Copyright: © 2016 Correa WR, et al. This is an open-access article distributed under the terms of the Creative Commons Attribution License, which permits unrestricted use, distribution, and reproduction in any medium, provided the original author and source are credited.

Visit for more related articles at Natural Products Chemistry & Research

Abstract

In this study, the antioxidant and cytotoxic activity, the phenolic content and the HPLC-DAD/ESI-MS profile of the ethanolic extracts of five Amaranthaceae plants collected in the south of Brazil were investigated: these were Alternanthera philoxeroides (Mart.) Griseb. (I), Alternanthera hirtula (Mart.) R.E. Fr. (II), Alternanthera praelonga A. St. –Hil. (III), Froelichia tomentosa (C. Mart.) Moq. (IV) and Pfaffia tuberosa (Spreng.) Hicken (V). The antioxidant potential was determined using the DPPH and ORAC-FL assays. The total phenolic content was measured using the Folin- Ciocalteu reagent. The ethanolic extracts of I, II, IV and V showed high levels of phenolic compounds (3.6-20.0 mg GAE/Kg), as well as high antioxidant activity in both methods. The cytotoxicity of the extracts was investigated in vitro against panel of human cancer cell lines and against VERO control. The extract of V exhibited anti-proliferative activity against all cancer cell lines studied (Total Growth Inhibition, TGI<100 μg/mL), except for VERO cell line (TGI=125.2 μg/ mL). HPLC-UV/DAD and ESI-MS analyses revealed that the extracts investigated appear to contain phenolic acids and flavonoids as main constituents. Findings from this study demonstrated that the extracts of the Amaranthaceae plants from the south of Brazil may be considered as promising sources of antioxidant and anti-proliferative compounds.

Keywords

Amaranthaceae; Anti-proliferative activity; Antioxidant capacity; Phenolic

Introduction

Free radicals are responsible for lipid peroxidation occurring during production and storage of nutrients and are directly involved in some cancers, cardiovascular disorders, diabetes, Alzheimer's disease, and others human pathologies [1,2]. Antioxidant compounds can be useful to prevent several degenerative diseases or as preservative in food, toiletries and pharmaceutical products [3-7]. Species of the Amaranthaceae family are able to accumulate phenolic substances and these are closely related to the antioxidant activity due to their capacity to scavenge free radicals, protect against lipid peroxidation and quench reactive oxygen species [3-5,8,9]. Members of this plant family are used in the extraction of natural pigments for application as food colorants and antioxidants [1,4,5]. In addition, species of Amaranthaceae have been used in Brazilian folk medicine for the treatment of diseases such as infections and inflammation [10-15].
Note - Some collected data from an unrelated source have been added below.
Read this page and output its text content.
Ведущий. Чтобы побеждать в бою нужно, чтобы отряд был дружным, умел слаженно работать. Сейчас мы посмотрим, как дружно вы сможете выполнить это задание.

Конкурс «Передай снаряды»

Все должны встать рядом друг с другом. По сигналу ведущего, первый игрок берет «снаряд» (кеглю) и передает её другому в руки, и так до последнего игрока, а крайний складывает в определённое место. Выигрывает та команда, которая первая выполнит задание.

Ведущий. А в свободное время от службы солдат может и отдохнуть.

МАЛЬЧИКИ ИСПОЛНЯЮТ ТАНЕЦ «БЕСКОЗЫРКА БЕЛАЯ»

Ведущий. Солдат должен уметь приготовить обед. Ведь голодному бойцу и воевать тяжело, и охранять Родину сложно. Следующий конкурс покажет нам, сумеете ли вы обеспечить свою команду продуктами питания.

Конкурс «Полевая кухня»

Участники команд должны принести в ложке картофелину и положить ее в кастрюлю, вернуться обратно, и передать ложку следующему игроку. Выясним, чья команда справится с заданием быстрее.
Previous chemical analyses of Amaranthaceae plants have demonstrated the occurrence of phenolic acids, aurones, betacyanins, betalains, betaxanthins, chromoalkaloids, ecdysteroids, flavonoids, protoalkaloids, saponins, steroids, and triterpenes [1,2,4,11-15].
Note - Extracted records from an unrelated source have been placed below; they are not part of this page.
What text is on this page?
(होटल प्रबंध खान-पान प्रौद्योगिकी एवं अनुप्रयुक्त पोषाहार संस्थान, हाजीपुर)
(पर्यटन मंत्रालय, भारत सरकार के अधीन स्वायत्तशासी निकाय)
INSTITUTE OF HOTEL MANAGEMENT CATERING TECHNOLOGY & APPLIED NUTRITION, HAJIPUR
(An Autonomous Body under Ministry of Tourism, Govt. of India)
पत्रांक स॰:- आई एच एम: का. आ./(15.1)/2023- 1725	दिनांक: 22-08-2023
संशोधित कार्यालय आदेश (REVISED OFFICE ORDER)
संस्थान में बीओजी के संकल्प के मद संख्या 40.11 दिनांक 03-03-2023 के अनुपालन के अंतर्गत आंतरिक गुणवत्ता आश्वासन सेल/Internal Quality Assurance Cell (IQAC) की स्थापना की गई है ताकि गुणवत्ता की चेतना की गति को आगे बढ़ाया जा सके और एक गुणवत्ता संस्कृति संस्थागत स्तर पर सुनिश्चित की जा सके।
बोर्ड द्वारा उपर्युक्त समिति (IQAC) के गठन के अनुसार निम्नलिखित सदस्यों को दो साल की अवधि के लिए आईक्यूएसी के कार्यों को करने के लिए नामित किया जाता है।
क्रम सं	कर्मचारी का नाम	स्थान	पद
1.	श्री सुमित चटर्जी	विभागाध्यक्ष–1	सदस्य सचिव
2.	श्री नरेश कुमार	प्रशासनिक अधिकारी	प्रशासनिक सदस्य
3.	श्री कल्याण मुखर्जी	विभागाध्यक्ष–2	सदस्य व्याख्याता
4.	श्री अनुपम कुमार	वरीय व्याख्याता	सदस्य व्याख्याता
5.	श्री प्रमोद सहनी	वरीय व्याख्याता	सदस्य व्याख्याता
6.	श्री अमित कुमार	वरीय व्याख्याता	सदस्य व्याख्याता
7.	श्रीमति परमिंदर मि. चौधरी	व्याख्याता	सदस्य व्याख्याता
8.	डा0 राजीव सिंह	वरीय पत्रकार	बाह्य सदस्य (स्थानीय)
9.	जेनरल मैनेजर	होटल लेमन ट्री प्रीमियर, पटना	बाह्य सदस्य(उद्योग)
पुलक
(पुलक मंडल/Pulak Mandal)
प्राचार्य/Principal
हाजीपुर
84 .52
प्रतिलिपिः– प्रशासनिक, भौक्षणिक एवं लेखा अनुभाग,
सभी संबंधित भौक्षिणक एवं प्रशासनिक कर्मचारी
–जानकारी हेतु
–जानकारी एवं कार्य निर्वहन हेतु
These facts prompted us to investigate the chemical composition and antioxidant and cytotoxic activities of the ethanolic extracts of five Amaranthaceae plants collected in the south of Brazil; these were A. philoxeroides (Mart.) Griseb. (I), A. hirtula (Mart.) R.E. Fr. (II), A. praelonga A. St. –Hil. (III), F. tomentosa (C. Mart.) Moq. (IV) and P. tuberosa (Spreng.) Hicken (V).

Materials and Methods

Plant material

The whole plants of A. philoxeroides (Mart.) Griseb. (I), A. hirtula (Mart.) R.E. Fr. (II), A. praelonga A. St. –Hil. (III), F. tomentosa (Mart.) Moq. (IV) and P. tuberosa (Spreng.) Hicken (V) were collected in Rio Grande do Sul State, Brazil. Voucher specimens were deposited at the herbarium PACA/IAP-UNISINOS, RS, Brazil, register number PACA 103073, PACA 103235, PACA 103233, PACA 103236 and PACA 103234 for plants I, II, II, IV and V, respectively.

Extracts preparation and chemical analysis

Dried and powdered leaves of each plant (50 g) were extracted with ethanol (3 × 300 mL) at room temperature. The solvent was removed under reduced pressure to give the crude extracts. Phytochemical tests for sterols/triterpenes, phenolic compounds, tannins, saponins, and alkaloids were carried out according to usual methodology [16].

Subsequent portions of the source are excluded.